I'm not sure where to go from there...

Regards, Mike


##====================================================
require(odesolve)

## Simple one compartment blood flow model:
one.compartment.model <- function(t, x, parms) {
  C1 <- x[1] # compartment
  with(as.list(parms),{
    input <- approx(signal$time, signal$input, t)$y
    dC1 <- K1 * input - k2 * C1
    list(c(dC1))
  })
}

## vector of timesteps
time <- seq(0, 100)

## external signal with rectangle impulse
signal <- as.data.frame(list(time=time,
                             input=rep(0,length(time))))
signal$input[signal$time >= 10 & signal$time <=40] <- 0.2

## Parameters for steady state conditions
parms <- c(K1=0.5, k2=0.5)

## Start values for steady state
xstart <- c(C1=0)

## calculate C1 with lsoda:
C1.lsoda <- as.data.frame(lsoda(xstart, time, one.compartment.model, parms))

## Add some noise to the output curve so I can try to fit it...
C1.lsoda$noisy <- C1.lsoda$C1 + rnorm(nrow(C1.lsoda), sd=0.05*C1.lsoda$C1)

## Plot what I've got so far:
plot(input ~ time, data=signal, type='b')
points(C1.lsoda, type='b', pch=16)
points(noisy ~ time, data=C1.lsoda, col='forestgreen')

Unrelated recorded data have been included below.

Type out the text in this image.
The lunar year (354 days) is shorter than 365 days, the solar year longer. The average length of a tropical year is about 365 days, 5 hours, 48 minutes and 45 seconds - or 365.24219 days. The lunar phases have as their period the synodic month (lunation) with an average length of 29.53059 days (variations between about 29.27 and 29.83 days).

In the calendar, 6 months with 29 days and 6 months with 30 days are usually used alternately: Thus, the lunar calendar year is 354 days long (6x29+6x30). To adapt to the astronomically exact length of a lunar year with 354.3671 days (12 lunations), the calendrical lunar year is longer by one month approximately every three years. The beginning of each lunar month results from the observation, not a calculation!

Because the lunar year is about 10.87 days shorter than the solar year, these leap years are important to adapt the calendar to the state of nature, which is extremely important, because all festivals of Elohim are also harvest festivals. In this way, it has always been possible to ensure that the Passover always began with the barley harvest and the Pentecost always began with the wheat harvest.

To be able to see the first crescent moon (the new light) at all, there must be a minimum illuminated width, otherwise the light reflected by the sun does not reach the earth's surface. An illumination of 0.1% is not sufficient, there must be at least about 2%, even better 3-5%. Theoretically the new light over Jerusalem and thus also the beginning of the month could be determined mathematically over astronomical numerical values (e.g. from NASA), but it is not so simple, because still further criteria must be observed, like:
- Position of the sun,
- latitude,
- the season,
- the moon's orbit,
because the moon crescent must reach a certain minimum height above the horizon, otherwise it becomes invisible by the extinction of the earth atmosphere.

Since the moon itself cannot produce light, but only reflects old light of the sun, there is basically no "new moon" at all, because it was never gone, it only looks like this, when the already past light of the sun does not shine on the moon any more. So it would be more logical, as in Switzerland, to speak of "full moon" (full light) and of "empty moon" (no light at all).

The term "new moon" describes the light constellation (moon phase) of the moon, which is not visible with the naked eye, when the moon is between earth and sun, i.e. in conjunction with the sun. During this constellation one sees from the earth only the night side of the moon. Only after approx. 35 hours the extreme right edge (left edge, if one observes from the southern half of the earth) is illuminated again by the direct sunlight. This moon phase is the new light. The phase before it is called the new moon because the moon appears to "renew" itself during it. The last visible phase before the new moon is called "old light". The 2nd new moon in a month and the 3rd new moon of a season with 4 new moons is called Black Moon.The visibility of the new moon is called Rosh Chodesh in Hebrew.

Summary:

## See if I can run a fit to find the parameters that I started with...
require(nls)
fit <- nls(noisy ~ lsoda(xstart, time, one.compartment.model, c(K1=0.5, k2=0.5)),
           data=C1.lsoda,
           start=list(K1=0.3, k2=0.7),
           trace=T
           )
##====================================================
_                
platform i386-pc-linux-gnu
arch     i386             
os       linux-gnu        
system   i386, linux-gnu  
status                    
major    1                
minor    8.1              
year     2003             
month    11               
day      21               
language R   

Package: nls
Version: 1.8.1

Package: odesolve
Version: 0.5-8
#
mmiller3 at iupui.edu (Michael A. Miller) writes:
....
Well, for a start, 

nls(noisy ~ lsoda(xstart, time, one.compartment.model, c(K1=K1, k2=k2))[,2],
etc.

works better. Notice that lsoda returns a matrix, not just the vector
of means. Also, you were supplying parameters both held constant at
0.5. If you do that, the thing at least moves:

0.3746248 :  0.3 0.7
0.007367827 :  0.3530283 0.3598175
0.007210442 :  0.3556961 0.3510272
0.002582476 :  0.4579374 0.4585350
0.002476932 :  0.4774264 0.4775360
0.002476923 :  0.4773889 0.4775243
0.002476915 :  0.4773416 0.4775221
0.002476910 :  0.4773417 0.4775218
0.00247685 :  0.4773748 0.4775564
0.002476846 :  0.4773745 0.4775566
0.002476845 :  0.4773744 0.4775566

Error in nls(noisy ~ lsoda(xstart, time, one.compartment.model, c(K1 = K1,  :
        step factor 0.000488281 reduced below `minFactor' of 0.000976562

...but now you run into a problem which is probably of the kind I
warned you against before. Be careful about those
singularities in the input function! 

Things that I know of which might help:

A. Split the region into pieces where the input is continuous to at
least 2nd order (meaning that I don't know if that is enough in
general, but first-order continuity is clearly not enough). You have 3
piecewise constant regions, so that should be easy.

B. Use a less intelligent integrator, e.g. rk4 (on a finer grid!)

C. Modify the RHS to supply a gradient with respect to the parameters
(easy, by implicit differentiation).

D. Adjust tolerances in both lsoda and nls.